See the next photo so show how you paper should look at this stage.
You should be at this stage, having made the folds at the first corner.
Move the paper round and fold each corner in the same way. Ensuring that the 2 ‘A’ triangles fold downwards onto their corresponding ‘B’ square.
Your paper should look like this after 2 corners have been folded.

When you have folded all 4 corners, your paper should be looking something like this.

When flat make sure all folds are crisp with a bone folder and this will help the paper keep its shape. it will not lay completely flat at this stage and it may be worth putting it to one side with a weight on top (I put mine under my glass mat) to carry on to the next stage.

Measure and cut a square of contrasting cardstock that is just a few millimetres smaller that the square shape of the folder paper. Insert this square under the corners of the folded piece, in a ‘photo corner’ kind of fashion. It is this that will make the whole piece keep its shape and hideaway the folds in the centre.

So that you can make a double folded frame (as below), you will need to make a hinge. Measure the length marked ‘x’ in the photo, and use that measurement to cut a square of co-ordinationing cardstock.
Make 2 score lines, about 0.5mm apart, either side of the point to point diagnal line. Again make the score lines crisp with a bone folder.
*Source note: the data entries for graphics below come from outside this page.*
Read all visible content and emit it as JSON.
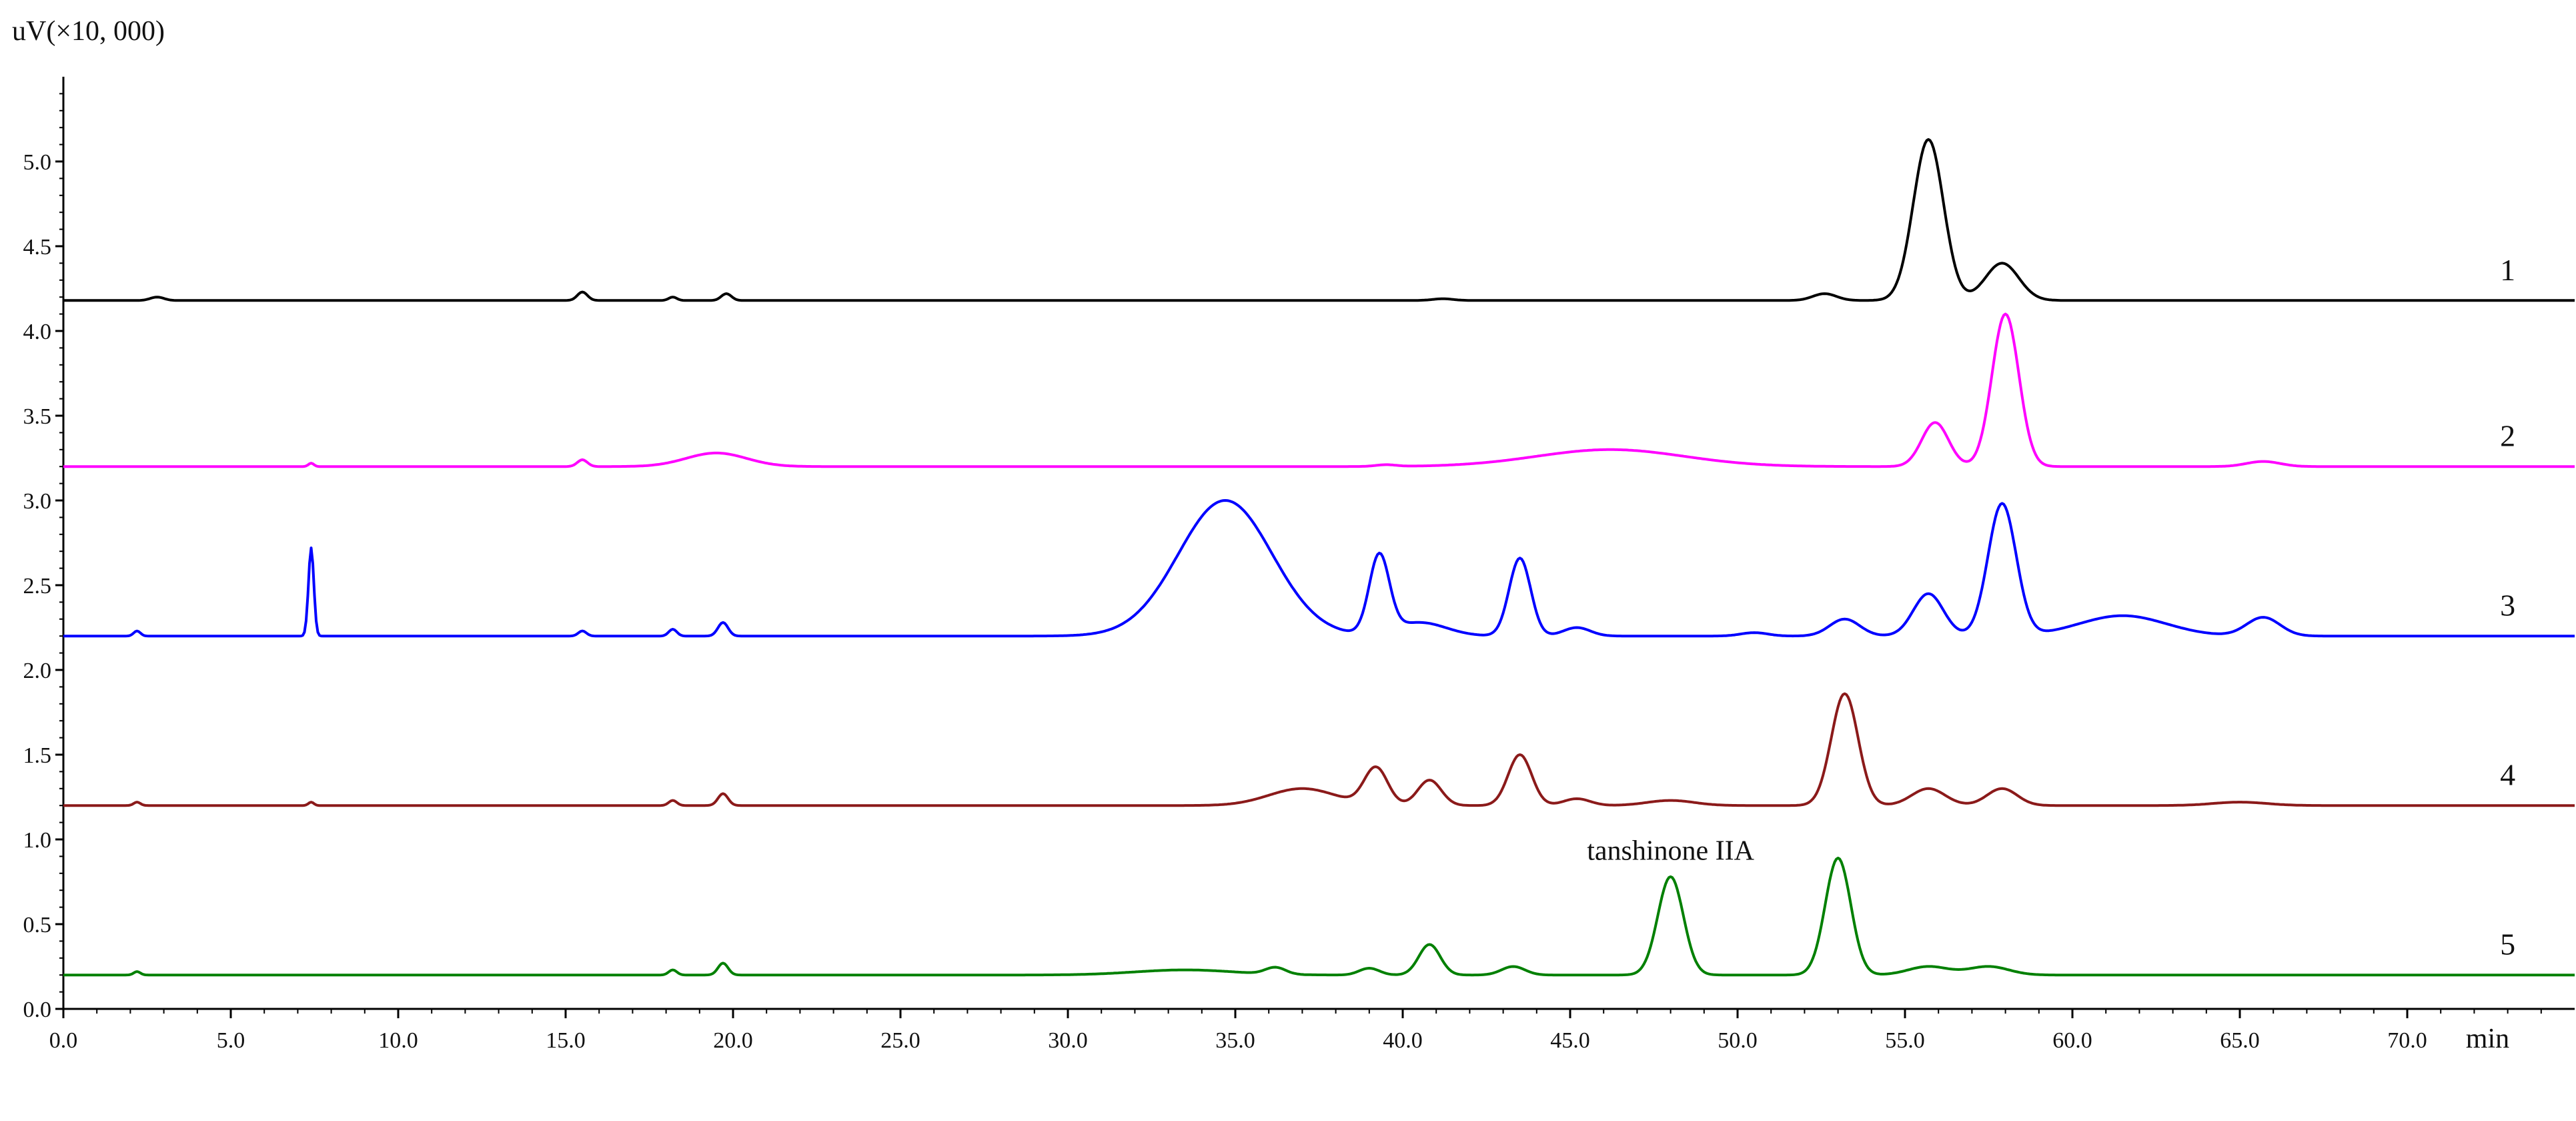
{
  "chart_data": {
    "type": "line",
    "title": "",
    "ylabel": "uV(×10, 000)",
    "xlabel": "min",
    "xlim": [
      0,
      75
    ],
    "ylim": [
      0,
      5.5
    ],
    "x_ticks": [
      "0.0",
      "5.0",
      "10.0",
      "15.0",
      "20.0",
      "25.0",
      "30.0",
      "35.0",
      "40.0",
      "45.0",
      "50.0",
      "55.0",
      "60.0",
      "65.0",
      "70.0"
    ],
    "y_ticks": [
      "0.0",
      "0.5",
      "1.0",
      "1.5",
      "2.0",
      "2.5",
      "3.0",
      "3.5",
      "4.0",
      "4.5",
      "5.0"
    ],
    "grid": false,
    "annotations": [
      {
        "text": "tanshinone IIA",
        "x": 48.0,
        "y": 0.88
      }
    ],
    "series": [
      {
        "name": "1",
        "color": "#000000",
        "baseline": 4.18,
        "peaks": [
          [
            2.8,
            0.02,
            0.2
          ],
          [
            15.5,
            0.05,
            0.15
          ],
          [
            18.2,
            0.02,
            0.12
          ],
          [
            19.8,
            0.04,
            0.15
          ],
          [
            41.2,
            0.01,
            0.3
          ],
          [
            52.6,
            0.04,
            0.35
          ],
          [
            55.7,
            0.95,
            0.45
          ],
          [
            57.9,
            0.22,
            0.5
          ]
        ]
      },
      {
        "name": "2",
        "color": "#ff00ff",
        "baseline": 3.2,
        "peaks": [
          [
            7.4,
            0.02,
            0.08
          ],
          [
            15.5,
            0.04,
            0.15
          ],
          [
            19.5,
            0.08,
            0.9
          ],
          [
            39.5,
            0.01,
            0.3
          ],
          [
            46.2,
            0.1,
            2.2
          ],
          [
            55.9,
            0.26,
            0.4
          ],
          [
            58.0,
            0.9,
            0.4
          ],
          [
            65.7,
            0.03,
            0.5
          ]
        ]
      },
      {
        "name": "3",
        "color": "#0000ff",
        "baseline": 2.2,
        "peaks": [
          [
            2.2,
            0.03,
            0.1
          ],
          [
            7.4,
            0.52,
            0.08
          ],
          [
            15.5,
            0.03,
            0.12
          ],
          [
            18.2,
            0.04,
            0.12
          ],
          [
            19.7,
            0.08,
            0.15
          ],
          [
            34.7,
            0.8,
            1.4
          ],
          [
            39.3,
            0.46,
            0.3
          ],
          [
            40.5,
            0.08,
            0.8
          ],
          [
            43.5,
            0.46,
            0.32
          ],
          [
            45.2,
            0.05,
            0.4
          ],
          [
            50.5,
            0.02,
            0.4
          ],
          [
            53.2,
            0.1,
            0.45
          ],
          [
            55.7,
            0.25,
            0.45
          ],
          [
            57.9,
            0.78,
            0.42
          ],
          [
            61.5,
            0.12,
            1.3
          ],
          [
            65.7,
            0.11,
            0.5
          ]
        ]
      },
      {
        "name": "4",
        "color": "#8b1a1a",
        "baseline": 1.2,
        "peaks": [
          [
            2.2,
            0.02,
            0.1
          ],
          [
            7.4,
            0.02,
            0.08
          ],
          [
            18.2,
            0.03,
            0.12
          ],
          [
            19.7,
            0.07,
            0.15
          ],
          [
            37.0,
            0.1,
            1.0
          ],
          [
            39.2,
            0.22,
            0.35
          ],
          [
            40.8,
            0.15,
            0.35
          ],
          [
            43.5,
            0.3,
            0.35
          ],
          [
            45.2,
            0.04,
            0.4
          ],
          [
            48.0,
            0.03,
            0.7
          ],
          [
            53.2,
            0.66,
            0.4
          ],
          [
            55.7,
            0.1,
            0.5
          ],
          [
            57.9,
            0.1,
            0.45
          ],
          [
            65.0,
            0.02,
            0.8
          ]
        ]
      },
      {
        "name": "5",
        "color": "#008000",
        "baseline": 0.2,
        "peaks": [
          [
            2.2,
            0.02,
            0.1
          ],
          [
            18.2,
            0.03,
            0.12
          ],
          [
            19.7,
            0.07,
            0.15
          ],
          [
            33.5,
            0.03,
            1.5
          ],
          [
            36.2,
            0.04,
            0.3
          ],
          [
            39.0,
            0.04,
            0.3
          ],
          [
            40.8,
            0.18,
            0.32
          ],
          [
            43.3,
            0.05,
            0.35
          ],
          [
            48.0,
            0.58,
            0.38
          ],
          [
            53.0,
            0.69,
            0.38
          ],
          [
            55.7,
            0.05,
            0.6
          ],
          [
            57.5,
            0.05,
            0.6
          ]
        ]
      }
    ]
  }
}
Insert the hinge within the folds of each folded frame, so that it is almost hidden. With the frames in front of you you will see where the hinge needs to sit, and give you the double frame as below.

Well done if you have reached this stage. You can go on to create another 2 folded frames and hinges to give you 4 hinged frames. You can link as many folded frames togther as you require. Work in multiples of 2 so that you will always have a from and back.
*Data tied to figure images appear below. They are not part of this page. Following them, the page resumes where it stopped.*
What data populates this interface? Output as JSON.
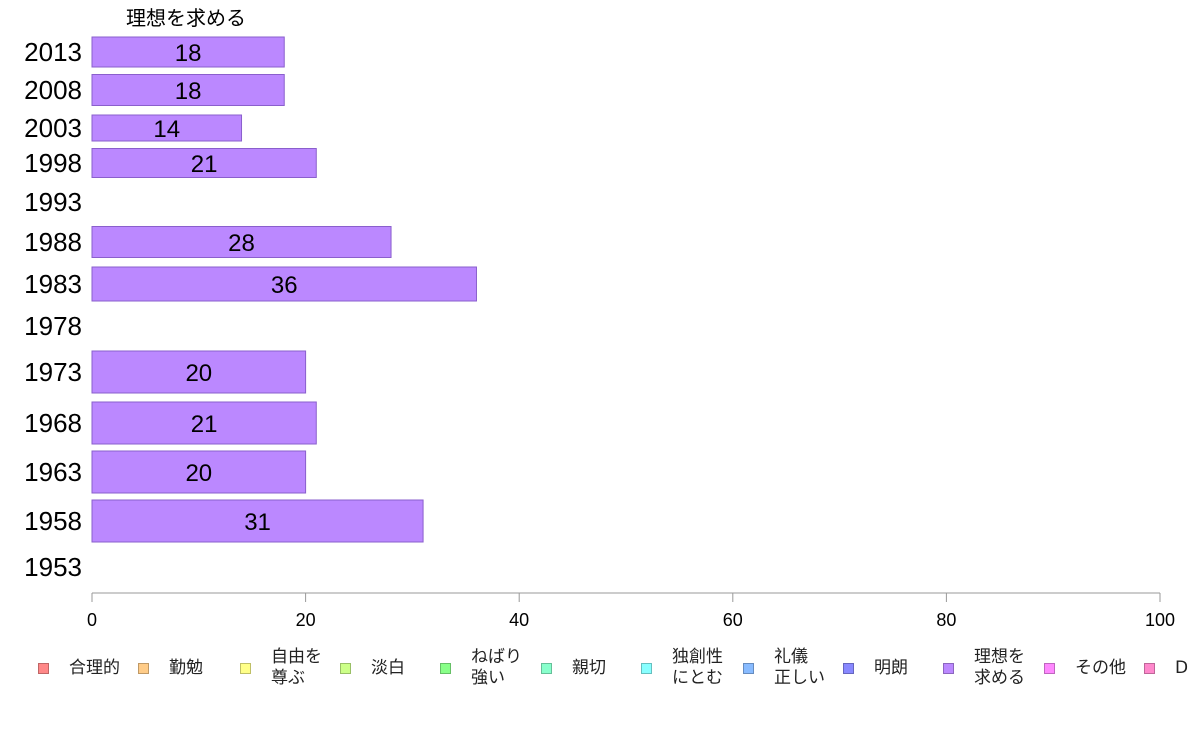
{
  "chart_data": {
    "type": "bar",
    "orientation": "horizontal",
    "title": "理想を求める",
    "categories": [
      "2013",
      "2008",
      "2003",
      "1998",
      "1993",
      "1988",
      "1983",
      "1978",
      "1973",
      "1968",
      "1963",
      "1958",
      "1953"
    ],
    "series": [
      {
        "name": "理想を求める",
        "color": "#bb88ff",
        "values": [
          18,
          18,
          14,
          21,
          null,
          28,
          36,
          null,
          20,
          21,
          20,
          31,
          null
        ]
      }
    ],
    "xlim": [
      0,
      100
    ],
    "xticks": [
      0,
      20,
      40,
      60,
      80,
      100
    ],
    "grid": false,
    "legend_position": "bottom",
    "legend": [
      {
        "label": "合理的",
        "color": "#ff8888"
      },
      {
        "label": "勤勉",
        "color": "#ffcc88"
      },
      {
        "label": "自由を\n尊ぶ",
        "color": "#ffff88"
      },
      {
        "label": "淡白",
        "color": "#ccff88"
      },
      {
        "label": "ねばり\n強い",
        "color": "#88ff88"
      },
      {
        "label": "親切",
        "color": "#88ffcc"
      },
      {
        "label": "独創性\nにとむ",
        "color": "#88ffff"
      },
      {
        "label": "礼儀\n正しい",
        "color": "#88bbff"
      },
      {
        "label": "明朗",
        "color": "#8888ff"
      },
      {
        "label": "理想を\n求める",
        "color": "#bb88ff"
      },
      {
        "label": "その他",
        "color": "#ff88ff"
      },
      {
        "label": "D",
        "color": "#ff88cc"
      }
    ]
  }
}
This design is a lovely way to display multiple photographs, or sample of stamp sets or even tell a story. The possibilites are endless and a lovely way to use the gorgeous 12×12 scrapbook papers you have collected.

Why not use 8×8 papers that are available to make little handbag sized albums as gifts, or a lovely reminder for you to carry holiday snaps.

I hope I have managed to explain this for you in a clear way, and you enjoy making something different.